On screen, weather can be used to raise the stakes of a plot, emphasize emotion, or punish a misbehaving actor. But poor effects can instantly pull audiences out of the scene. Fortunately, there’s a century of movie magic behind many of the simulated-weather techniques filmmakers use to this day.
Rain
When filming rain, it’s easy for the camera to miss the tiny drops unless the scene is backlit and there’s a lot of water. There was so much water in Jurassic Park's T. rex scene that the robotic dinosaur threatened to break down, and Singing in the Rain frequently short-circuited Gene Kelly's high-tech legs. Many rain scenes are filmed relatively close up, due to the limited range of a stage set's rain curtains and the fans that make the water's motion realistic. Filmmakers can also mix a little milk into the water to help the drops show up better as they fall.
Snow
One early attempt to fake a winter wonderland involved whitewashed cornflakes, which were so noisy to walk on that dialog usually had to be overdubbed.
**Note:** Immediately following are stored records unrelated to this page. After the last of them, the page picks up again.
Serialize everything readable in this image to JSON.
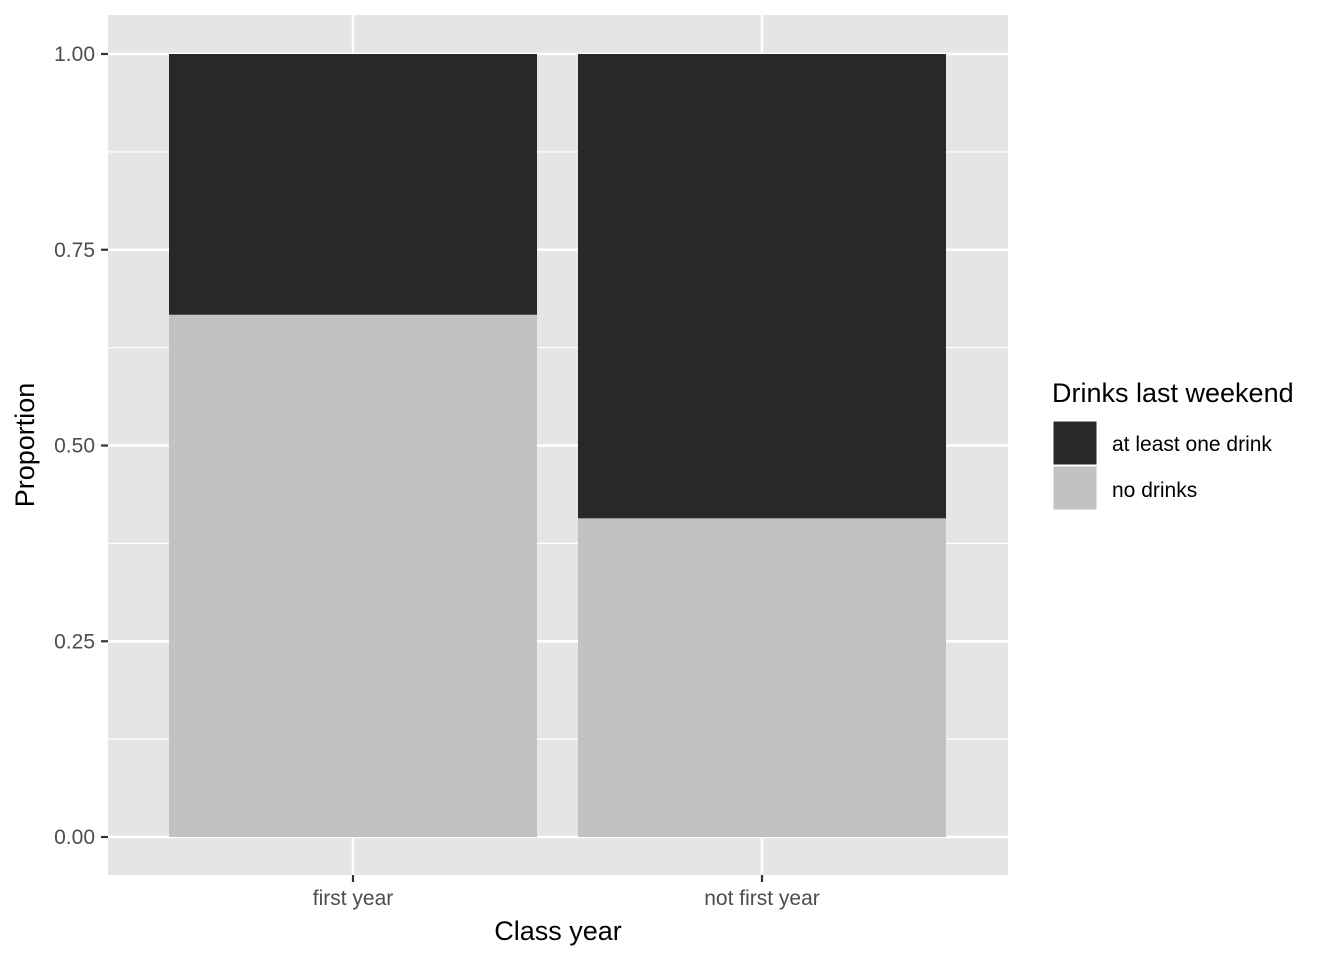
{
  "chart_data": {
    "type": "bar",
    "stacked": true,
    "categories": [
      "first year",
      "not first year"
    ],
    "series": [
      {
        "name": "no drinks",
        "values": [
          0.667,
          0.407
        ]
      },
      {
        "name": "at least one drink",
        "values": [
          0.333,
          0.593
        ]
      }
    ],
    "xlabel": "Class year",
    "ylabel": "Proportion",
    "ylim": [
      0,
      1
    ],
    "yticks": [
      0,
      0.25,
      0.5,
      0.75,
      1
    ],
    "ytick_labels": [
      "0.00",
      "0.25",
      "0.50",
      "0.75",
      "1.00"
    ],
    "grid": true,
    "legend": {
      "title": "Drinks last weekend",
      "placement": "right",
      "entries": [
        "at least one drink",
        "no drinks"
      ]
    },
    "colors": {
      "panel_background": "#e5e5e5",
      "grid": "#ffffff",
      "no drinks": "#c2c2c2",
      "at least one drink": "#282828",
      "tick": "#333333",
      "tick_label": "#4d4d4d"
    }
  }
}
It’s a Wonderful Life found a better solution in a mixture of sugar, water, soap flakes, and foamite, a material used in fire extinguishers.
Fog
There are a couple of methods for creating smoke or fog. Dry ice and hot water create a thin layer of dense fog that clings to the floor, whereas smoke bombs use potassium chlorate, sodium bicarbonate, and sugar for fuel to create a tall, virtually opaque plume. The most common fog-machine mechanism needs just two ingredients: distilled water and glycerin. When evaporated, the mixture forms a room-filling—but not quite opaque—mist.
Lightning
Lightning requires only a powerful off-camera light flashed once or twice, a dark backdrop, and a mad scientist to flip the switch. If the lightning effect is actually rendered on-screen, however, it can be a bit trickier. Some productions may use a tesla coil to produce its distinctive arc, but in Return of the Jedi, the lightning used by the Emperor was hand-animated frame-by-frame.
Night
Day-for-night shooting was born in a time when cameras simply couldn’t film in relative darkness. Though modern cameras have overcome this deficiency, the method is still widely used. To pull it off, directors take advantage of the way sight works. In dim lighting, the human eye loses sensitivity to reds and yellows, meaning that blue lighting can create atmospheres ranging from dusk to midnight. After underexposing the footage, the effect is complete.
Lava
When 1997’s Volcano destroyed Los Angeles with a sudden eruption, the lava spread in a way that seemed believable even to people who commute over a lava flow every day. That’s because the film used an actual goopy mass made from methylcellulose to cover the streets of a 1/8-scale Los Angeles. The miniature city was green-screened into the film, and ground newspaper was used as ash to complete the effect.